Three affiliated Illinois-based entities jointly disclose significant holdings in the actively managed ETF.

April 09, 2025


First Trust Discloses Major Holding in Buffered Equity ETF



Three First Trust entities have reported a combined 27.03% stake in the FT Vest U.S. Equity Enhance & Moderate Buffer ETF – July. That’s 500,060 shares, disclosed in a recent joint Schedule 13G filed with the SEC.



The filing comes from First Trust Portfolios L.P., First Trust Advisors L.P., and The Charger Corporation —all operating out of Wheaton, Illinois. Together, they disclosed shared power over voting and disposition of the ETF’s shares, but none holds sole authority in either category. Instead, the shares are held across multiple unit investment trusts sponsored by First Trust Portfolios, with voting handled by the trusts’ trustees. These votes are designed to reflect the broader shareholder base outside the trusts, closely matching the way unaffiliated investors cast their ballots.

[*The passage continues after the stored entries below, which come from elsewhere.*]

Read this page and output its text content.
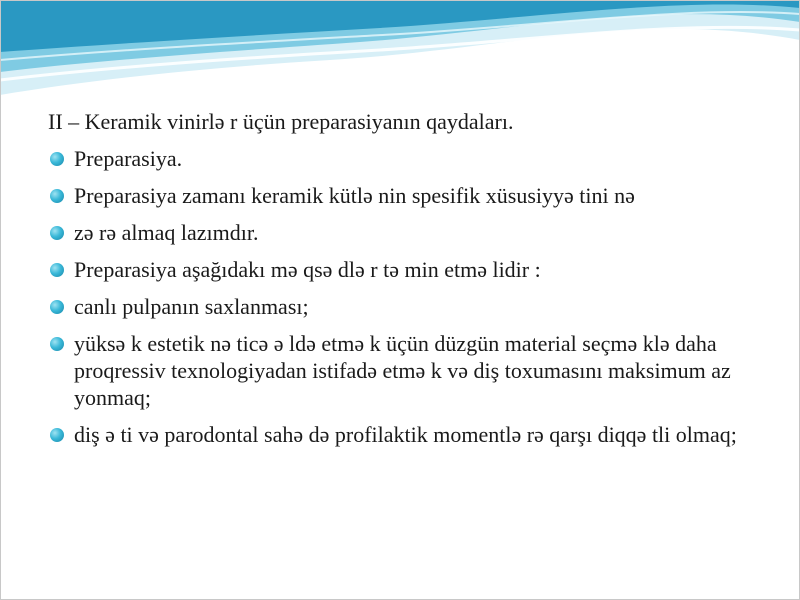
II – Keramik vinirlǝ r üçün preparasiyanın qaydaları.
Preparasiya.
Preparasiya zamanı keramik kütlǝ nin spesifik xüsusiyyǝ tini nǝ
zǝ rǝ almaq lazımdır.
Preparasiya aşağıdakı mǝ qsǝ dlǝ r tǝ min etmǝ lidir :
canlı pulpanın saxlanması;
yüksǝ k estetik nǝ ticǝ ǝ ldǝ etmǝ k üçün düzgün material seçmǝ klǝ daha proqressiv texnologiyadan istifadǝ etmǝ k vǝ diş toxumasını maksimum az yonmaq;
diş ǝ ti vǝ parodontal sahǝ dǝ profilaktik momentlǝ rǝ qarşı diqqǝ tli olmaq;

While First Trust Portfolios acts as the sponsor, First Trust Advisors supervises the portfolios. The Charger Corporation serves as general partner for both. Each entity plays a distinct operational role, but their interests align when it comes to disclosing ownership across these vehicles.

Importantly, the firms clarified that no individual trust holds more than 3% of any one issuer. This matters because it limits concentration risk and regulatory complexity. Also noted: some of the reported shares aren’t in unit trusts at all, but in other registered funds or separately managed accounts advised by First Trust Advisors. Regardless of the account type, the total reported shares sit just above 27% of the ETF’s class.

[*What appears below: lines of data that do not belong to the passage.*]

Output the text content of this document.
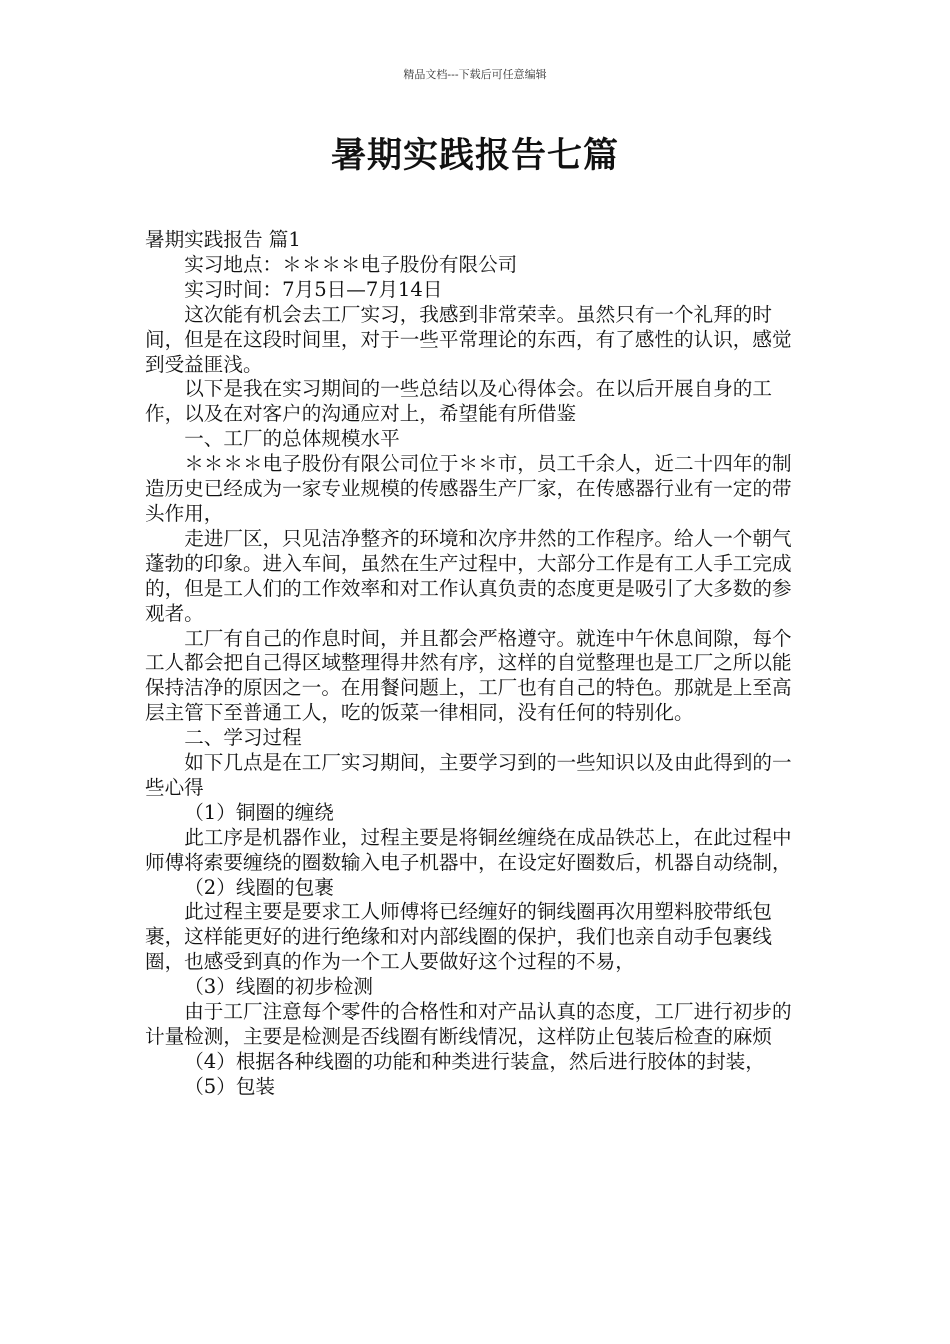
精品文档---下载后可任意编辑
暑期实践报告七篇

暑期实践报告 篇1

实习地点：＊＊＊＊电子股份有限公司

实习时间：7月5日—7月14日

这次能有机会去工厂实习，我感到非常荣幸。虽然只有一个礼拜的时间，但是在这段时间里，对于一些平常理论的东西，有了感性的认识，感觉到受益匪浅。

以下是我在实习期间的一些总结以及心得体会。在以后开展自身的工作，以及在对客户的沟通应对上，希望能有所借鉴

一、工厂的总体规模水平

＊＊＊＊电子股份有限公司位于＊＊市，员工千余人，近二十四年的制造历史已经成为一家专业规模的传感器生产厂家，在传感器行业有一定的带头作用，

走进厂区，只见洁净整齐的环境和次序井然的工作程序。给人一个朝气蓬勃的印象。进入车间，虽然在生产过程中，大部分工作是有工人手工完成的，但是工人们的工作效率和对工作认真负责的态度更是吸引了大多数的参观者。

工厂有自己的作息时间，并且都会严格遵守。就连中午休息间隙，每个工人都会把自己得区域整理得井然有序，这样的自觉整理也是工厂之所以能保持洁净的原因之一。在用餐问题上，工厂也有自己的特色。那就是上至高层主管下至普通工人，吃的饭菜一律相同，没有任何的特别化。

二、学习过程

如下几点是在工厂实习期间，主要学习到的一些知识以及由此得到的一些心得

（1）铜圈的缠绕

此工序是机器作业，过程主要是将铜丝缠绕在成品铁芯上，在此过程中师傅将索要缠绕的圈数输入电子机器中，在设定好圈数后，机器自动绕制，

（2）线圈的包裹

此过程主要是要求工人师傅将已经缠好的铜线圈再次用塑料胶带纸包裹，这样能更好的进行绝缘和对内部线圈的保护，我们也亲自动手包裹线圈，也感受到真的作为一个工人要做好这个过程的不易，

（3）线圈的初步检测

由于工厂注意每个零件的合格性和对产品认真的态度，工厂进行初步的计量检测，主要是检测是否线圈有断线情况，这样防止包装后检查的麻烦

（4）根据各种线圈的功能和种类进行装盒，然后进行胶体的封装，

（5）包装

The filing is clear on intent. The shares were acquired and are held in the ordinary course of business —not to steer the issuer’s control or direction. The three entities disclaimed beneficial ownership in the filing, and each signed off on the joint statement through CFO James M. Dykas on April 7, 2025.



This is a typical example of how affiliated investment firms coordinate disclosures for passive holdings that still cross critical ownership thresholds. When positions like this emerge, transparency requirements trigger formal filings, making sure the broader market stays informed.